Efficient keys for dictionaries

Question

I'm new to posting here, so I hope I provide enough detail. I'm trying to find out if key selection effects the efficiency of dictionaries in Python. Some comparisons I'm thinking of are:

• numbers vs strings (e.g. would my_dict[20] be faster than my_dict['twenty'])
• len of strings (e.g. would my_dict['a'] be faster than my_dict['abcdefg'])
• mixing key types within a dictionary, for instance using numbers, strings, and/or tuples (e.g. would my_dict = {0: 'zero', 2: 'two'} perform faster than {0: 'zero', 'two': 2})

I haven't been able to find this topic from a google search, so I thought maybe someone here might know.

Answer 1

First of all, I'd recommend you to understand How are Python's Built In Dictionaries Implemented.

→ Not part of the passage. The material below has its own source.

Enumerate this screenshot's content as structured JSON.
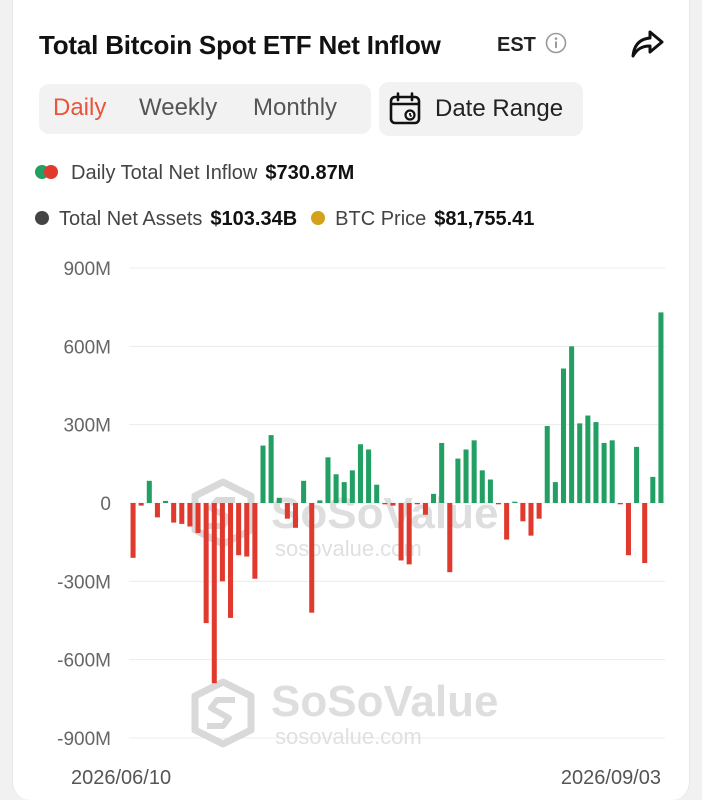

Now, let's make a little random experiment to prove the theory (at least partially):

import timeit
import string
import random
import time


def random_str(N):
    return ''.join(
        random.choice(string.ascii_uppercase + string.digits) for _ in range(N)
    )


def experiment1(dct, keys):
    s = time.time()
    {dct[k] for k in keys}
    return time.time() - s


if __name__ == "__main__":
    N = 10000
    K = 200
    S = 50000
    dct1 = {random_str(K): None for k in range(N)}
    dct2 = {i: None for i in range(N)}
    keys1 = list(dct1.keys())
    keys2 = list(dct2.keys())

    samples1 = []
    samples2 = []
    for i in range(S):
        samples1.append(experiment1(dct1, keys1))
        samples2.append(experiment1(dct2, keys2))

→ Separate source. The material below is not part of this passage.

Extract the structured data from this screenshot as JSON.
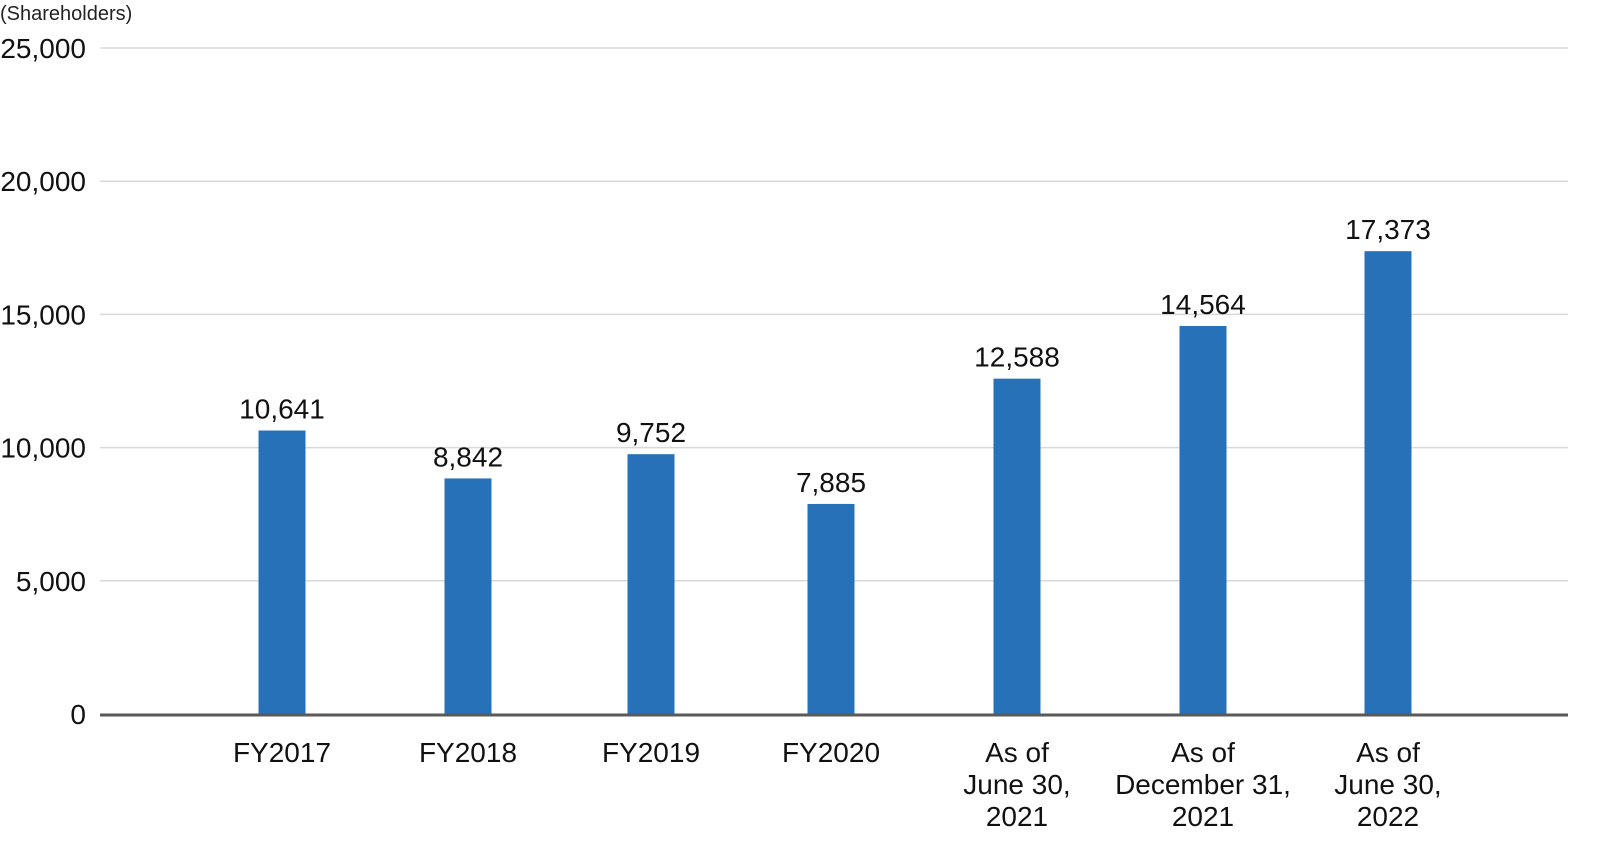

    print(sum(samples1), sum(samples2))

    # print(
    #     timeit.timeit('{dct1[k] for k in keys1}', setup='from __main__ import dct1, keys1')
    # )

    # print(
    #     timeit.timeit('{dct2[k] for k in keys2}', setup='from __main__ import dct2, keys2')
    # )

The results I've got with different sampling sizes on my box were:

• N=10000, K=200, S=100 => 0.08300423622131348 0.07200479507446289
• N=10000, K=200, S=1000 => 0.885051965713501 0.7120392322540283
• N=10000, K=200, S=10000 => 8.88549256324768 7.005417346954346
• N=10000, K=200, S=50000 => 43.57453536987305 34.82594871520996

So as you can see, no matter whether you use big random strings to lookup dictionaries or integers, the performance will remain almost the same. The only "real" difference you'd like to consider would be in terms of memory consumption of both dictionaries. That may be relevant when dumping/loading huge dictionaries to/from disk, in that case it may be worth to have compact form of your data structures so you'll be able to shave off few seconds when caching/reading them.

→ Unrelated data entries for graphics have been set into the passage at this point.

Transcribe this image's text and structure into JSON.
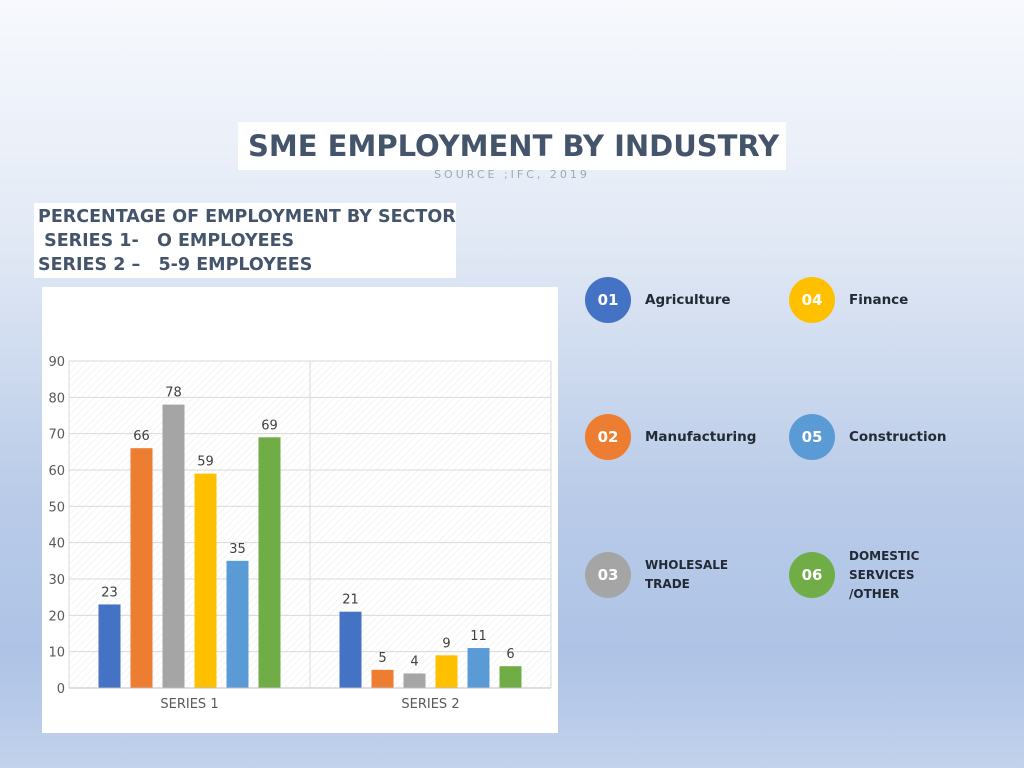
{
  "title": "SME EMPLOYMENT BY INDUSTRY",
  "source": "SOURCE ;IFC, 2019",
  "subtitle_lines": [
    "PERCENTAGE OF EMPLOYMENT BY SECTOR",
    " SERIES 1-   O EMPLOYEES",
    "SERIES 2 –   5-9 EMPLOYEES"
  ],
  "legend": [
    {
      "number": "01",
      "label": "Agriculture",
      "color": "#4472c4"
    },
    {
      "number": "02",
      "label": "Manufacturing",
      "color": "#ed7d31"
    },
    {
      "number": "03",
      "label": "WHOLESALE\nTRADE",
      "color": "#a5a5a5"
    },
    {
      "number": "04",
      "label": "Finance",
      "color": "#ffc000"
    },
    {
      "number": "05",
      "label": "Construction",
      "color": "#5b9bd5"
    },
    {
      "number": "06",
      "label": "DOMESTIC\nSERVICES\n/OTHER",
      "color": "#70ad47"
    }
  ],
  "chart_data": {
    "type": "bar",
    "categories": [
      "SERIES 1",
      "SERIES 2"
    ],
    "series": [
      {
        "values": [
          23,
          21
        ],
        "color": "#4472c4"
      },
      {
        "values": [
          66,
          5
        ],
        "color": "#ed7d31"
      },
      {
        "values": [
          78,
          4
        ],
        "color": "#a5a5a5"
      },
      {
        "values": [
          59,
          9
        ],
        "color": "#ffc000"
      },
      {
        "values": [
          35,
          11
        ],
        "color": "#5b9bd5"
      },
      {
        "values": [
          69,
          6
        ],
        "color": "#70ad47"
      }
    ],
    "ylim": [
      0,
      90
    ],
    "yticks": [
      "0",
      "10",
      "20",
      "30",
      "40",
      "50",
      "60",
      "70",
      "80",
      "90"
    ],
    "grid": true,
    "data_labels": true
  }
}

NS: If anyone is able to explain why I was getting really huge times when using timeit (commented parts) please let me... with little experiment constants I'd get really high values... that's why I left it uncommented. Add a comment if you know the reason ;D

Answer 2

I don't know the answer either but it's easy enough to test.

from timeit import default_timer as timer
import string

#Create a few dictionaries, all the values are None
nums = range(1,27)
dict_numbers = dict.fromkeys(nums)

letters = string.ascii_lowercase
dict_singleLetter = dict.fromkeys(letters)

long_names = []
for letter in letters:
    long_names.append(''.join([letter, letters]))
dict_longNames = dict.fromkeys(long_names)

#Function to time thousands of runs to average out discrepancies
def testSpeed(dictionary, keys):
    x = None
    start = timer()
    for _ in range(1,100000):
        for i in keys:
            x = dictionary[i]
    end = timer()

    return str(end - start)

#Time the different dictionaries
print("Number took " + testSpeed(dict_numbers, nums) + " seconds")
print("Single letters took " + testSpeed(dict_singleLetter, letters) + " seconds")
print("Long keys took " + testSpeed(dict_longNames, long_names) + " seconds")

All of these dictionaries are the same length and contain the same value for each key. When I ran this the dictionary with the long keys was actually always the fastest, albeit by only maybe 5%. Which could possible be accounted for by other minor differences I am unaware of. Numbers and single letters were pretty close in speed but numbers were generally barely faster then single letters. Hopefully this answers your question, and this code should be easy enough to expand to test mixed cases, but I'm out of time at the moment.